Just as when we get a traffic ticket and pay a fine, the law remains in force. It is not as though, after we pay the fine, we may drive however we will. The law is still the law and justice must be satisfied. God said to his Old Testament church, “Cursed be everyone who does not abide by all things written in the Book of the Law, and do them (Gal 3:10; Deut 27:26). Partial obedience to the law is not enough. Obedience must be perfect as Paul says in Romans 2:13, “For it is not the hearers of the law who are righteous before God, but the doers of the law who will be justified.”
As sinners, you and I are incapable of meeting that standard, but there is one who is capable and who, in our place, did meet that standard for us—Jesus of Nazareth, God the Son incarnate. Scripture says, “For God has done what the law, weakened by the flesh, could not do. By sending his own Son in the likeness of sinful flesh and for sin, he condemned sin in the flesh, in order that the righteous requirement of the law might be fulfilled in us, who walk not according to the flesh but according to the Spirit” (Rom 8:3–4). Paul says, “Therefore, as one trespass led to condemnation for all men, so one act of righteousness leads to justification and life for all men” (Rom 5:18). The two men here are Adam and Christ. Adam’s sin led to death but Christ’s obedience for us led to life for us (Rom 5:19). Our theologians call this Christ’s active obedience. It means that everything he did, all his obedience, from the moment of his birth until his death was for us, as if you and I had personally done all that he did.3 He actively obeyed and suffered all his life, and especially at the end, for us. In our place he fulfilled the demands of the law and he paid the penalty for our disobedience. He was “born of a woman, born under the law” (Gal 4:4) not in order to qualify himself or to clear our slate, as it were, but to satisfy the law and pay our penalty in order to “redeem those who are under the law” so that you and I “might receive adoption as sons” (Gal 4:5).

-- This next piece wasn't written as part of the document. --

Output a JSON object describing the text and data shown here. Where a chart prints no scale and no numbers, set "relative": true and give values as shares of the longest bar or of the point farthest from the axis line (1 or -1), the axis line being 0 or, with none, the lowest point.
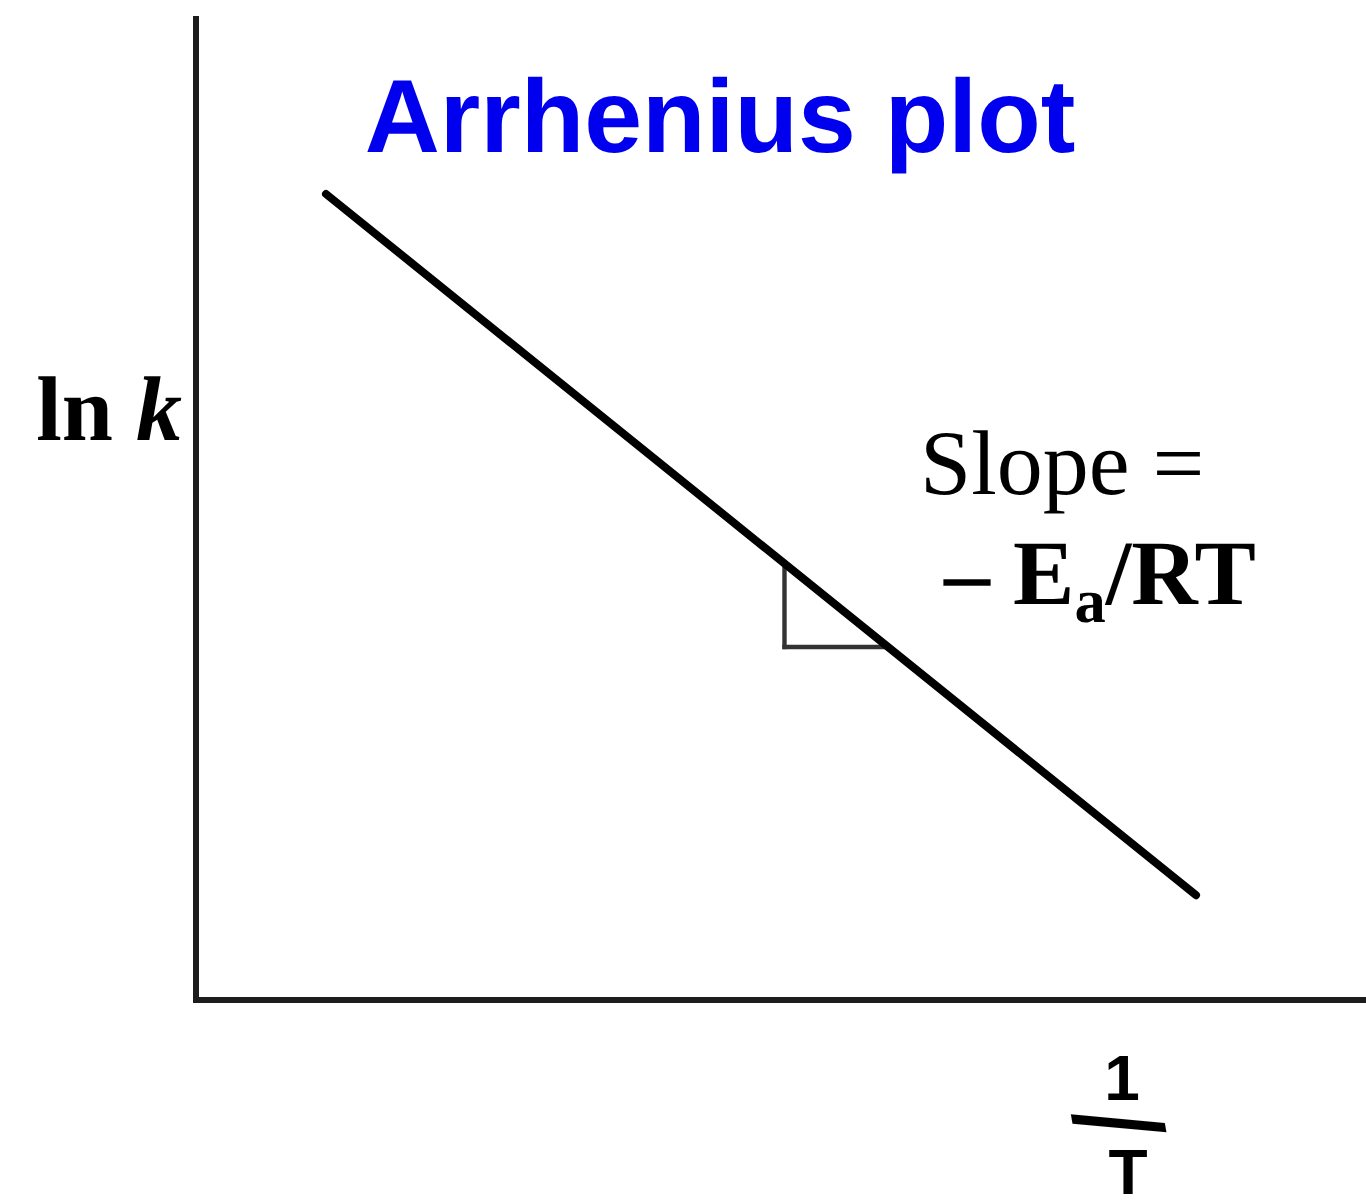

Believers are in a covenant of grace—divine favor, merited for us by Christ. We are no longer slaves but sons and heirs of all of the benefits of the covenant of grace (Gal 4:7).
Next time we will consider what it means to say that Christ died for us as our substitute.
- The noun nomism is derived from the Greek noun for law, nomos (νομος).
- Heidelberg Catechism 6.
- There have been Reformed theologians, some very orthodox and others less so, who, following Anselm, held that Jesus had to qualify himself to be the Savior so that his active obedience was for himself. Thus, they distinguish between two phases of his obedience, the first part, or the active obedience, and the last part, his suffering obedience. Only the second, they argue, is imputed to us. For more on this debate see R. Scott Clark, “Do This and Live: The Active Obedience of Christ,” in R. Scott Clark, ed. Covenant, Justification and Pastoral Ministry: Essays by the Faculty of Westminster Seminary California (P&R Publishing, 2006), 229–65. Those Reformed theologians who rejected the chronological distinction and who taught that all that Christ did is imputed to us give a better account of Scripture.